Ukrainian Railways continues to be effected by the Covid-19 pandemic shock to Ukraine’s economy, including a GDP contraction of 4.2% in 2020, ongoing lockdown measures and currency depreciation. “We project the economy to rebound in 2021 with growth of up to 4.1%, but there are material downside risks to our forecasts, given the uncertainty around the duration of the pandemic. Accordingly, UR’s main revenue driver (the freight segment) has been negatively affected in 2020 with significant downside risk to the pace of the recovery in 2021,” Fitch has assessed.
Fitch Ratings affirms MHP’s long-term issuer default rating in foreign and national currencies at “B +” with a stable outlook. “The Long-term Local Currency IDR of MHP SE at ‘B +’ reflects a growing share of profits outside the country, as well as a strong business profile of MHP with a reasonable scale and vertical integration, which leads to high operating profitability“, – stated in the message by Fitch. Fitch stressed that MHP has a strong business and financial profile, in line with its peers in the ‘BB’ rating category, but the operating environment in Ukraine limits its long-term IDR.
“The confirmation reflects our expectation of a recovery in EBITDA which has been driven by higher poultry prices after a significant drop in 2H 2019 and 2020. Together with the expected rebound, profit in the crop sector, which was hit hard in 2020 by adverse weather conditions in Ukraine, this should lead to a reduction in the share of borrowed funds in 2021-2022,” said Fitch.
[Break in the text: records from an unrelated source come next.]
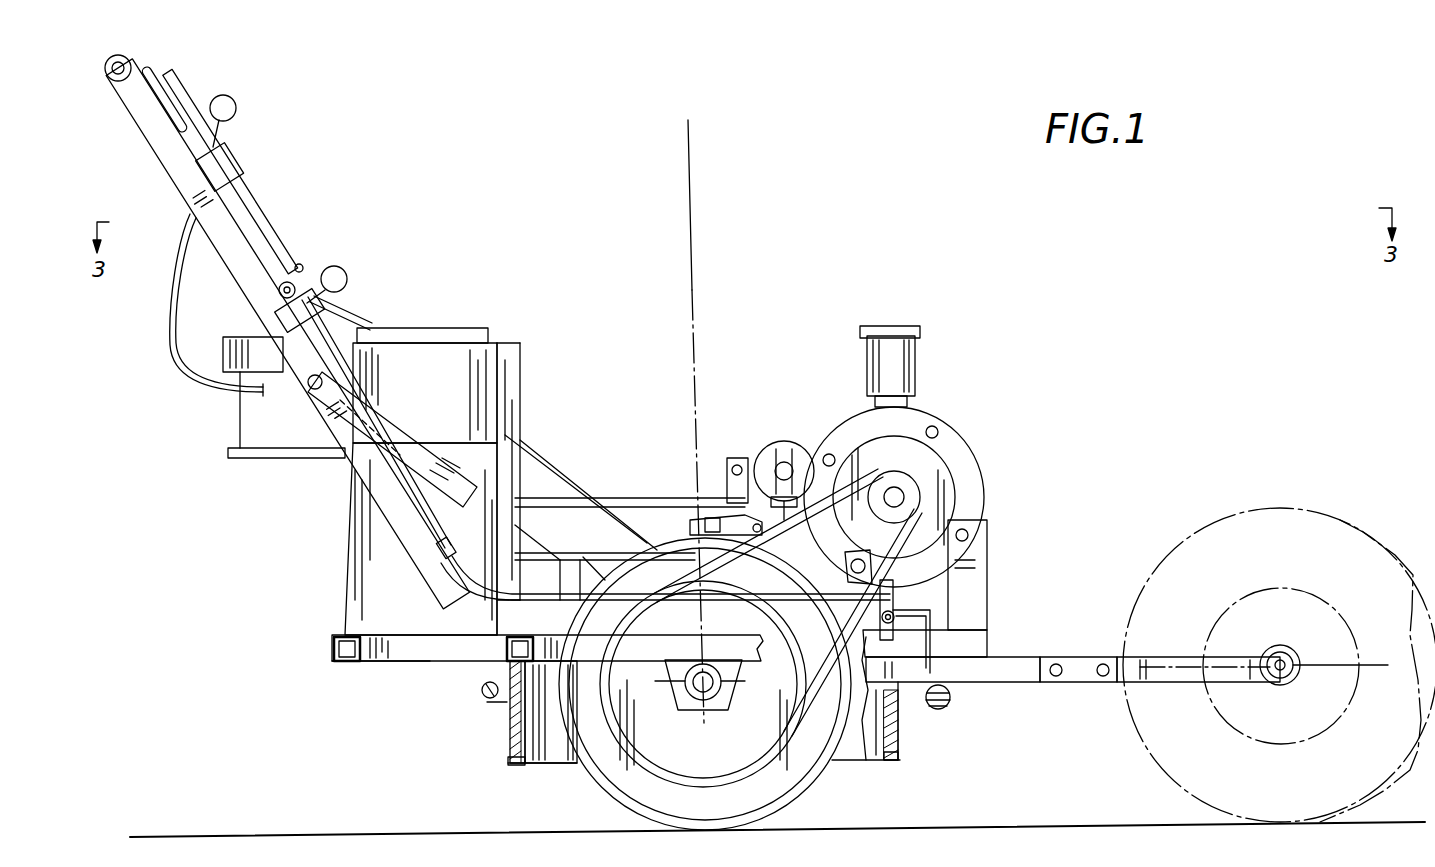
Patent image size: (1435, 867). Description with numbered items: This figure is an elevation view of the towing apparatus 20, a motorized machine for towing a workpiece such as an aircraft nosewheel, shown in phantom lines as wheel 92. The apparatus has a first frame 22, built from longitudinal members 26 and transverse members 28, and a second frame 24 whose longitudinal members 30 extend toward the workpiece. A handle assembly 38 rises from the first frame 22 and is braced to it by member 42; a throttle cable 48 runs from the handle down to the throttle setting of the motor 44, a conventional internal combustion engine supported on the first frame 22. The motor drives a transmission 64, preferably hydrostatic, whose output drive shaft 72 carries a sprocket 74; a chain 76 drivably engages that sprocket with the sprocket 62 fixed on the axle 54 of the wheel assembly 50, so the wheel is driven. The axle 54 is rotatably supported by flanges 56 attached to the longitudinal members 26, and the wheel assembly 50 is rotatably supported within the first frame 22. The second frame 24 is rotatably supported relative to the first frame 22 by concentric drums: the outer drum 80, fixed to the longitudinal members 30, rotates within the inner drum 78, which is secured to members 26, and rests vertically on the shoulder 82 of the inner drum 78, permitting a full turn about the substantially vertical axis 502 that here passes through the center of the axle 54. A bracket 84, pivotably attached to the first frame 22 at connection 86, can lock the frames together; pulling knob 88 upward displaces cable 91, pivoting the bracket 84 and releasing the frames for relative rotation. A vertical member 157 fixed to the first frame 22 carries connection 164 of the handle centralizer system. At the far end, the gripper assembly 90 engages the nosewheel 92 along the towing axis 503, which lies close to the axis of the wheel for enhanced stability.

The towing apparatus 20 is at (925, 276).
The first frame 22 is at (420, 668).
The second frame 24 is at (1028, 697).
The longitudinal members 26 is at (385, 666).
The transverse members 28 is at (508, 648).
The longitudinal members 30 is at (995, 668).
The handle assembly 38 is at (196, 90).
The member 42 is at (393, 442).
The motor 44 is at (490, 372).
The cable 48 is at (190, 368).
The wheel assembly 50 is at (665, 430).
The axle 54 is at (698, 692).
The flanges 56 is at (727, 668).
The sprocket 62 is at (630, 752).
The transmission 64 is at (953, 443).
The drive shaft 72 is at (900, 497).
The sprocket 74 is at (888, 487).
The chain 76 is at (762, 462).
The inner drum 78 is at (510, 757).
The outer drum 80 is at (508, 716).
The shoulder 82 is at (505, 738).
The bracket 84 is at (930, 627).
The connection 86 is at (897, 603).
The knob 88 is at (338, 266).
The gripper assembly 90 is at (1115, 645).
The cable 91 is at (920, 537).
The wheel 92 is at (1212, 530).
The vertical member 157 is at (728, 480).
The connection 164 is at (797, 452).
The axis 502 is at (690, 142).
The axis 503 is at (1377, 665).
The agency expects EBITDA margin to rise to 17.2% in 2021 from a historic low of 15.6% in 2020.
Farmak, a leading Ukrainian pharmaceuticals company, will donate $500,000 to the Kiev School of Economics (KSE) to fund a new campus and improve existing programs, the company said in a press release. “By supporting such projects, we are contributing to the achievement of the Global Sustainable Development Goals, one of the tasks of which is to improve the quality of higher education and ensure its close connection with science,” said Volodymyr Kostyuk, Executive Director of Farmak.
“Ukrainian business is entering a new level of corporate social responsibility, and this should become an example for others. Thanks to the support of companies such as Farmak, we are preparing the ground for a strong and innovative Ukrainian economy,” said KSE President Timofey Milovanov.